Libraries were prepared using NEBNext Fast DNA Fragmentation & Library Prep Set for Ion Torrent (New England Biolabs # E6285L). Briefly, 50 ng of DNA were fragmented and end-repaired. Ion Torrent specific-motifs from Ion Xpress Barcode adapters (Thermo Fisher # 4,471,250) were ligated to both ends of DNA fragments. A size-selection, performed with Agencourt AMPure XP magnetic beads (Beckman Coulter #A63881), allowed to select 200 bp DNA fragments, that were successively amplified (9 cycles). Finally, libraries were cleaned-up through Agencourt AMPure XP beads and quantified using the Bioanalyzer 2100 instrument, with Agilent High Sensitivity DNA kit (Agilent # 5067-4626). No primer-dimers or adapter contamination was detected by Bioanalyzer tracing. Twenty-five libraries were pooled together and subjected to template preparation and sequencing, in accordance with Ion 540™ Kit-OT2 protocol (Thermo Fisher # A27753). Sequencing was performed on an Ion 540 chip (Thermo Fisher #A27765), using the Ion GeneStudio S5 System (Thermo Fisher), which yielded 1,5 gigabases (Gb) of high-quality data with an average of 3 × 106 reads per sample (range: 2,071,086–3,998,008 reads per sample). Since each sample had an average of 3 million reads, the sensitivity was 1 out of about 3 million reads or 3 × 10−7.
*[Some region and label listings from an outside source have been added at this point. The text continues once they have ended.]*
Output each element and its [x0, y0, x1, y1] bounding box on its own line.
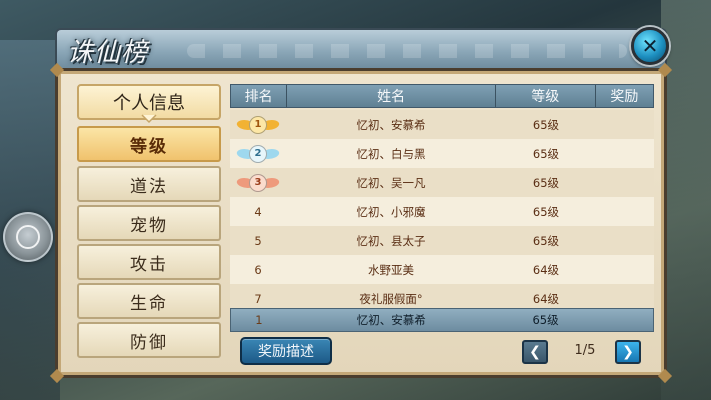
- own-name: 忆初、安慕希: [356, 313, 426, 327]
- sidebar-item-attack[interactable]: 攻击: [77, 244, 221, 280]
- gold-medal-icon: 1: [235, 115, 281, 135]
- player-level: 65级: [532, 146, 560, 161]
- chevron-down-icon: [141, 114, 157, 124]
- table-row[interactable]: 1 忆初、安慕希 65级: [230, 110, 654, 139]
- player-name: 忆初、县太子: [356, 233, 426, 248]
- chevron-left-icon: ❮: [529, 344, 541, 360]
- rank-cell: 1: [230, 115, 286, 135]
- own-rank-row: 1 忆初、安慕希 65级: [230, 308, 654, 332]
- column-header-name: 姓名: [287, 85, 496, 107]
- close-button[interactable]: ✕: [631, 27, 669, 65]
- rank-number: 6: [254, 262, 262, 277]
- table-row[interactable]: 4 忆初、小邪魔 65级: [230, 197, 654, 226]
- sidebar-item-label: 攻击: [130, 254, 168, 275]
- player-level: 64级: [532, 262, 560, 277]
- title-bar: 诛仙榜: [55, 28, 667, 70]
- next-page-button[interactable]: ❯: [615, 340, 641, 364]
- background-scenery-right: [661, 0, 711, 400]
- rank-cell: 2: [230, 144, 286, 164]
- table-row[interactable]: 3 忆初、吴一凡 65级: [230, 168, 654, 197]
- player-level: 65级: [532, 117, 560, 132]
- sidebar-item-label: 防御: [130, 332, 168, 353]
- sidebar-item-daofa[interactable]: 道法: [77, 166, 221, 202]
- chevron-right-icon: ❯: [622, 344, 634, 360]
- sidebar-item-pet[interactable]: 宠物: [77, 205, 221, 241]
- player-name: 水野亚美: [368, 262, 414, 277]
- sidebar-item-level[interactable]: 等级: [77, 126, 221, 162]
- sidebar-item-life[interactable]: 生命: [77, 283, 221, 319]
- ranking-table: 排名 姓名 等级 奖励 1 忆初、安慕希 65级 2 忆初、白与黑 65级 3 …: [230, 84, 654, 332]
- own-rank: 1: [255, 313, 263, 327]
- player-level: 65级: [532, 233, 560, 248]
- column-header-rank: 排名: [231, 85, 288, 107]
- sidebar-item-label: 等级: [130, 136, 168, 157]
- reward-description-button[interactable]: 奖励描述: [240, 337, 332, 365]
- bronze-medal-icon: 3: [235, 173, 281, 193]
- ranking-list[interactable]: 1 忆初、安慕希 65级 2 忆初、白与黑 65级 3 忆初、吴一凡 65级 4…: [230, 110, 654, 324]
- leaderboard-window: 诛仙榜 ✕ 个人信息 等级 道法 宠物 攻击 生命 防御 排名 姓名 等级 奖励…: [49, 27, 673, 384]
- player-level: 65级: [532, 204, 560, 219]
- close-icon: ✕: [641, 34, 659, 58]
- player-level: 65级: [532, 175, 560, 190]
- player-name: 忆初、吴一凡: [356, 175, 426, 190]
- table-row[interactable]: 6 水野亚美 64级: [230, 255, 654, 284]
- sidebar-item-label: 道法: [130, 176, 168, 197]
- sidebar-item-label: 宠物: [130, 215, 168, 236]
- player-name: 忆初、白与黑: [356, 146, 426, 161]
- floating-assistive-button[interactable]: [3, 212, 53, 262]
- player-name: 忆初、小邪魔: [356, 204, 426, 219]
- window-title: 诛仙榜: [67, 38, 149, 68]
- rank-number: 7: [254, 291, 262, 306]
- player-name: 忆初、安慕希: [356, 117, 426, 132]
- reward-description-label: 奖励描述: [258, 344, 314, 360]
- column-header-reward: 奖励: [610, 89, 639, 105]
- table-row[interactable]: 2 忆初、白与黑 65级: [230, 139, 654, 168]
- player-name: 夜礼服假面°: [359, 291, 423, 306]
- page-indicator: 1/5: [574, 343, 596, 358]
- player-level: 64级: [532, 291, 560, 306]
- table-row[interactable]: 5 忆初、县太子 65级: [230, 226, 654, 255]
- silver-medal-icon: 2: [235, 144, 281, 164]
- table-header: 排名 姓名 等级 奖励: [230, 84, 654, 108]
- rank-cell: 3: [230, 173, 286, 193]
- own-level: 65级: [532, 313, 559, 327]
- rank-number: 4: [254, 204, 262, 219]
- sidebar-item-label: 生命: [130, 293, 168, 314]
- rank-number: 5: [254, 233, 262, 248]
- previous-page-button[interactable]: ❮: [522, 340, 548, 364]
- column-header-level: 等级: [496, 85, 596, 107]
- sidebar-item-defense[interactable]: 防御: [77, 322, 221, 358]
- personal-info-label: 个人信息: [113, 93, 185, 114]
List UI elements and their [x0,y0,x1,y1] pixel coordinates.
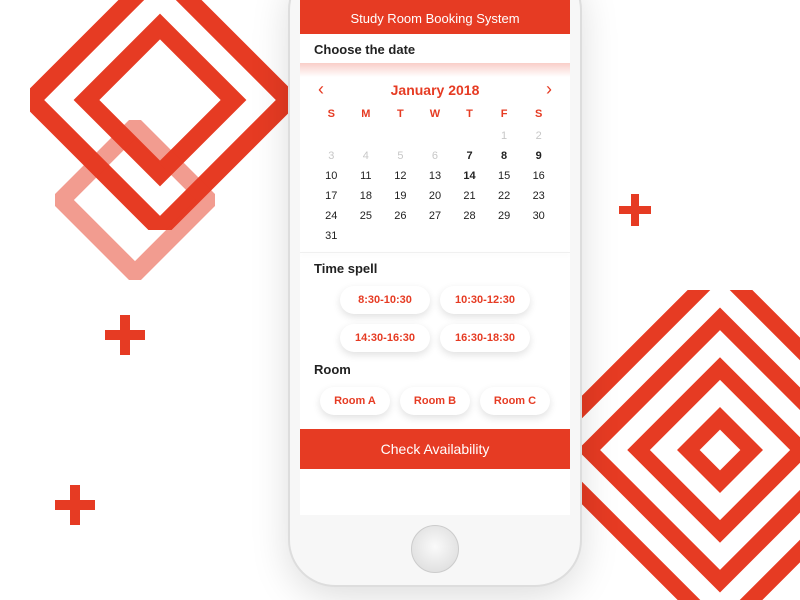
weekday-header: W [418,104,453,126]
calendar-day[interactable]: 22 [487,186,522,206]
carrier-label: GS [337,0,351,1]
bg-diamond-right [560,290,800,600]
calendar-day[interactable]: 23 [521,186,556,206]
calendar-day[interactable]: 7 [452,146,487,166]
calendar-day[interactable]: 11 [349,166,384,186]
calendar-day [314,126,349,146]
calendar-day [349,126,384,146]
calendar-day[interactable]: 29 [487,206,522,226]
app-title: Study Room Booking System [300,5,570,34]
date-header-gradient [300,63,570,77]
timeslot-chip[interactable]: 14:30-16:30 [340,324,430,352]
bg-plus-1 [100,310,150,360]
home-button[interactable] [411,525,459,573]
bg-diamond-midleft [55,120,215,280]
room-heading: Room [300,360,570,383]
calendar-day [452,126,487,146]
timeslot-chip[interactable]: 8:30-10:30 [340,286,430,314]
room-chip[interactable]: Room B [400,387,470,415]
timeslot-chip[interactable]: 10:30-12:30 [440,286,530,314]
timeslot-chips: 8:30-10:30 10:30-12:30 14:30-16:30 16:30-18… [300,282,570,360]
calendar-day[interactable]: 20 [418,186,453,206]
calendar-day[interactable]: 10 [314,166,349,186]
room-chip[interactable]: Room C [480,387,550,415]
calendar-day[interactable]: 18 [349,186,384,206]
calendar-day [349,226,384,246]
weekday-header: F [487,104,522,126]
calendar-day[interactable]: 25 [349,206,384,226]
calendar-grid: SMTWTFS 12345678910111213141516171819202… [314,104,556,246]
battery-pct: 58 % [517,0,540,1]
weekday-header: S [521,104,556,126]
prev-month-button[interactable]: ‹ [318,79,324,100]
weekday-header: M [349,104,384,126]
phone-frame: GS 🔒 09:24 58 % Study Room Booking Syste… [290,0,580,585]
calendar-day[interactable]: 15 [487,166,522,186]
signal-dots-icon [308,0,333,1]
bg-plus-3 [615,190,655,230]
calendar-day [521,226,556,246]
calendar-day[interactable]: 30 [521,206,556,226]
calendar-day[interactable]: 12 [383,166,418,186]
month-label: January 2018 [391,82,480,98]
calendar-day[interactable]: 9 [521,146,556,166]
choose-date-heading: Choose the date [300,34,570,63]
calendar-day[interactable]: 24 [314,206,349,226]
calendar-day [418,226,453,246]
room-chips: Room A Room B Room C [300,383,570,423]
check-availability-button[interactable]: Check Availability [300,429,570,469]
calendar-day[interactable]: 6 [418,146,453,166]
weekday-header: T [383,104,418,126]
calendar-day[interactable]: 19 [383,186,418,206]
timeslot-chip[interactable]: 16:30-18:30 [440,324,530,352]
calendar-day[interactable]: 4 [349,146,384,166]
calendar-day [418,126,453,146]
calendar-day [452,226,487,246]
calendar-day[interactable]: 8 [487,146,522,166]
weekday-header: T [452,104,487,126]
wifi-icon [355,0,366,1]
calendar-day[interactable]: 21 [452,186,487,206]
calendar-day[interactable]: 14 [452,166,487,186]
calendar-day[interactable]: 5 [383,146,418,166]
calendar-day[interactable]: 3 [314,146,349,166]
weekday-header: S [314,104,349,126]
bluetooth-icon [506,0,513,2]
calendar-day[interactable]: 16 [521,166,556,186]
calendar-day[interactable]: 1 [487,126,522,146]
calendar-day[interactable]: 17 [314,186,349,206]
room-chip[interactable]: Room A [320,387,390,415]
bg-diamond-topleft [30,0,290,230]
calendar-day[interactable]: 31 [314,226,349,246]
clock-time: 09:24 [429,0,457,1]
next-month-button[interactable]: › [546,79,552,100]
calendar-day[interactable]: 27 [418,206,453,226]
calendar-day[interactable]: 26 [383,206,418,226]
time-spell-heading: Time spell [300,253,570,282]
screen: GS 🔒 09:24 58 % Study Room Booking Syste… [300,0,570,515]
calendar-day [487,226,522,246]
calendar-day[interactable]: 2 [521,126,556,146]
calendar-day [383,226,418,246]
bg-plus-2 [50,480,100,530]
calendar-day [383,126,418,146]
calendar-day[interactable]: 13 [418,166,453,186]
calendar-day[interactable]: 28 [452,206,487,226]
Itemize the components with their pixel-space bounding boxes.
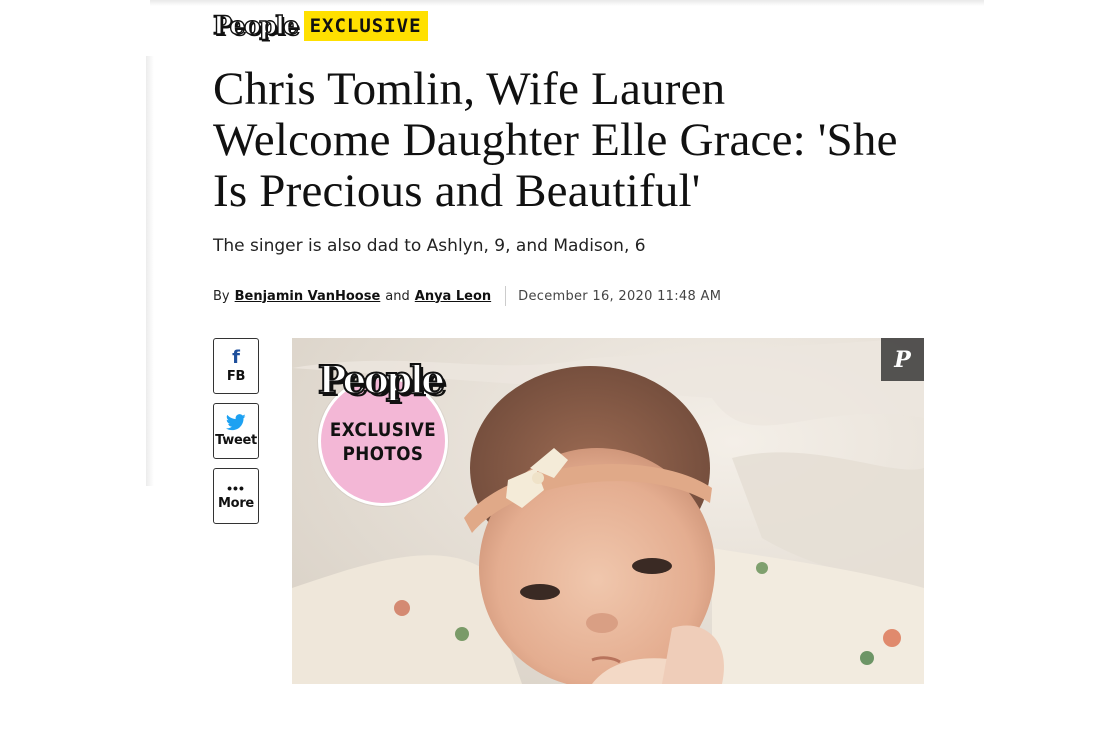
badge-line-exclusive: EXCLUSIVE (329, 419, 437, 441)
article-headline: Chris Tomlin, Wife Lauren Welcome Daught… (213, 63, 898, 217)
pinterest-pin-button[interactable]: P (881, 338, 924, 381)
share-facebook-button[interactable]: f FB (213, 338, 259, 394)
author-link-1[interactable]: Benjamin VanHoose (235, 289, 381, 304)
publish-date: December 16, 2020 11:48 AM (518, 288, 722, 304)
share-more-button[interactable]: ••• More (213, 468, 259, 524)
people-exclusive-photos-badge: People EXCLUSIVE PHOTOS (310, 357, 450, 506)
article-hero-photo: People EXCLUSIVE PHOTOS P (292, 338, 924, 684)
byline: By Benjamin VanHoose and Anya Leon Decem… (213, 286, 721, 306)
byline-divider (505, 286, 507, 306)
people-logo[interactable]: People (212, 10, 299, 42)
facebook-icon: f (232, 346, 240, 368)
badge-line-photos: PHOTOS (342, 443, 424, 465)
brand-header: People EXCLUSIVE (212, 10, 428, 42)
byline-by: By (213, 288, 230, 304)
share-twitter-label: Tweet (215, 433, 257, 448)
share-twitter-button[interactable]: Tweet (213, 403, 259, 459)
share-more-label: More (218, 495, 254, 511)
byline-and: and (385, 288, 410, 304)
more-dots-icon: ••• (227, 479, 245, 496)
share-facebook-label: FB (226, 368, 246, 384)
twitter-icon (226, 414, 246, 431)
pinterest-icon: P (894, 346, 911, 373)
top-divider (150, 0, 984, 6)
author-link-2[interactable]: Anya Leon (415, 289, 491, 304)
article-dek: The singer is also dad to Ashlyn, 9, and… (213, 236, 646, 256)
badge-people-logo: People (317, 357, 446, 403)
page-edge-shadow (146, 56, 154, 486)
exclusive-tag: EXCLUSIVE (303, 11, 428, 41)
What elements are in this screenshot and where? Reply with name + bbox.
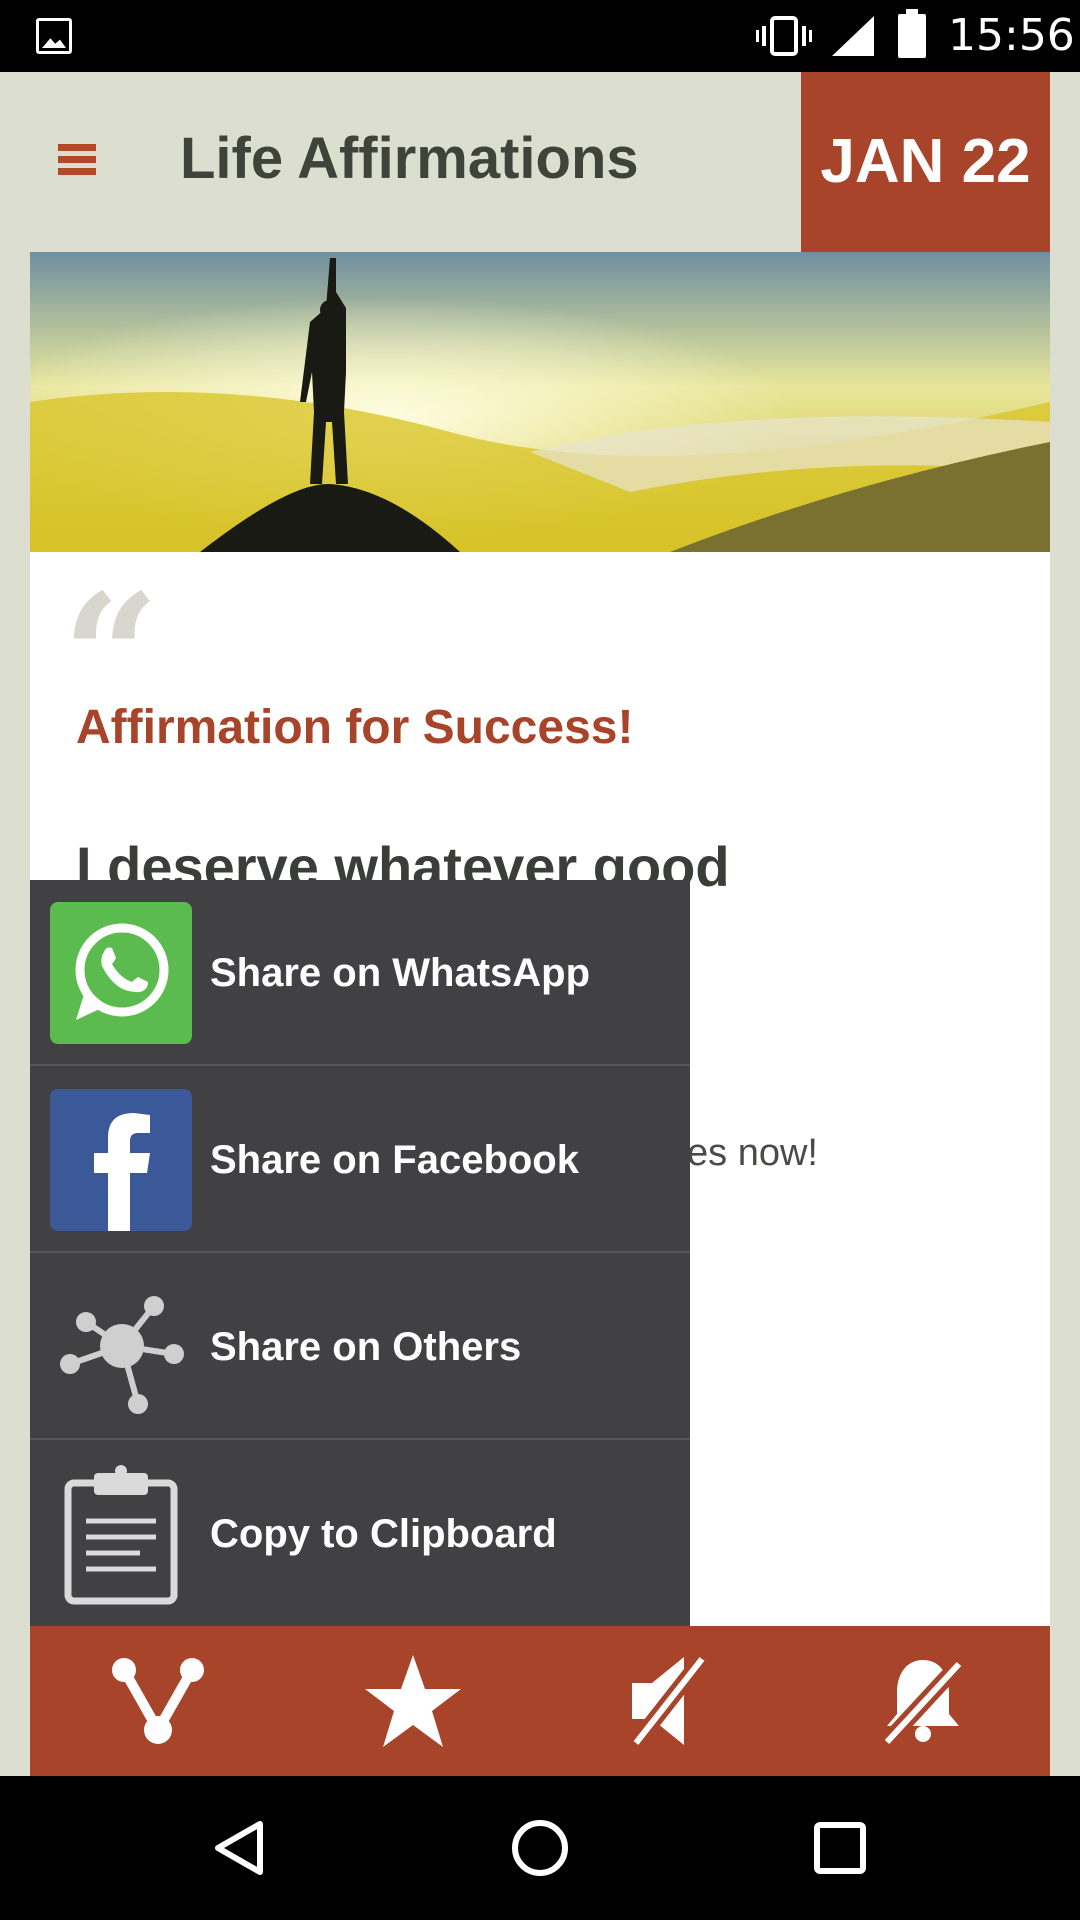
status-bar: 15:56 bbox=[0, 0, 1080, 72]
date-badge: JAN 22 bbox=[801, 72, 1050, 252]
recents-button[interactable] bbox=[780, 1776, 900, 1920]
system-nav-bar bbox=[0, 1776, 1080, 1920]
gallery-notification-icon bbox=[36, 18, 72, 54]
share-network-icon bbox=[50, 1276, 192, 1418]
vibrate-icon bbox=[756, 16, 812, 56]
share-action-button[interactable] bbox=[30, 1626, 285, 1776]
hero-image bbox=[30, 252, 1050, 552]
battery-icon bbox=[898, 9, 926, 58]
notifications-off-icon bbox=[880, 1658, 965, 1746]
recents-icon bbox=[814, 1822, 866, 1874]
share-facebook-item[interactable]: Share on Facebook bbox=[30, 1067, 690, 1253]
back-button[interactable] bbox=[180, 1776, 300, 1920]
favorite-action-button[interactable] bbox=[285, 1626, 540, 1776]
home-button[interactable] bbox=[480, 1776, 600, 1920]
app-bar: Life Affirmations JAN 22 bbox=[0, 72, 1080, 252]
notifications-toggle-button[interactable] bbox=[795, 1626, 1050, 1776]
affirmation-title: Affirmation for Success! bbox=[76, 701, 634, 754]
share-whatsapp-label: Share on WhatsApp bbox=[210, 951, 591, 995]
signal-icon bbox=[832, 16, 874, 56]
share-whatsapp-item[interactable]: Share on WhatsApp bbox=[30, 880, 690, 1066]
sound-muted-icon bbox=[629, 1654, 708, 1748]
back-icon bbox=[215, 1821, 263, 1875]
home-icon bbox=[512, 1820, 568, 1876]
sound-toggle-button[interactable] bbox=[540, 1626, 795, 1776]
copy-clipboard-item[interactable]: Copy to Clipboard bbox=[30, 1441, 690, 1627]
star-icon bbox=[364, 1655, 461, 1747]
share-menu: Share on WhatsApp Share on Facebook Shar… bbox=[30, 880, 690, 1626]
share-others-item[interactable]: Share on Others bbox=[30, 1254, 690, 1440]
clipboard-icon bbox=[50, 1463, 192, 1605]
action-bar bbox=[30, 1626, 1050, 1776]
copy-clipboard-label: Copy to Clipboard bbox=[210, 1512, 557, 1556]
status-time: 15:56 bbox=[948, 10, 1075, 61]
share-others-label: Share on Others bbox=[210, 1325, 522, 1369]
whatsapp-icon bbox=[50, 902, 192, 1044]
app-title: Life Affirmations bbox=[180, 126, 639, 191]
facebook-icon bbox=[50, 1089, 192, 1231]
favorites-hint-text: ites now! bbox=[668, 1132, 818, 1174]
share-icon bbox=[111, 1658, 204, 1744]
share-facebook-label: Share on Facebook bbox=[210, 1138, 579, 1182]
hamburger-menu-icon[interactable] bbox=[58, 144, 96, 180]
Bioinformatics and statistical analysis

Scheme of the employed pipeline is shown in Additional file 2. Reads shorter than 100 nucleotides were filtered out from raw FASTQ files, using PRINSEQ-lite 0.20.4 [103]. Reads matching the mouse genome were removed using bowtie2 [104] and samtools 1.4 [100]. The remaining reads were used to perform taxonomy calling at genus and species levels, using Kraken 2 [50], Bracken [51], and a database consisting of all the complete and draft genome sequences in GenBank Release 232 of archaea, bacteria, fungi, protozoa, virus and invertebrate endo- and ecto-parasites of mice (Acantocephala, Annelida, Helminths and Nematoda). Kraken2 was run with default parameters but with confidence score set to 0.5 in order to increase the precision. Each classified sequence (read) was attributed to its last known taxon (LKT). Genus and species with zero counts in all the samples were removed. The R programming language (version 3.5.0) was used to assemble all metagenomic data in a single table. The abundance of each taxon was plotted using the heat_tree function of the R package “metacoder” v. 0.3.3 [105] excluding low-abundance taxa (taxa accounting less than 1% of reads in all the samples). Data were subjected to the D’Agostino–Pearson omnibus normality test. Analyses and data plot were performed with Prism version 6.0f (GraphPad Software) unless otherwise stated. To evaluate the statistical significance between SPF and non-SPF animals we applied the DESeq2 bioconductor package [106].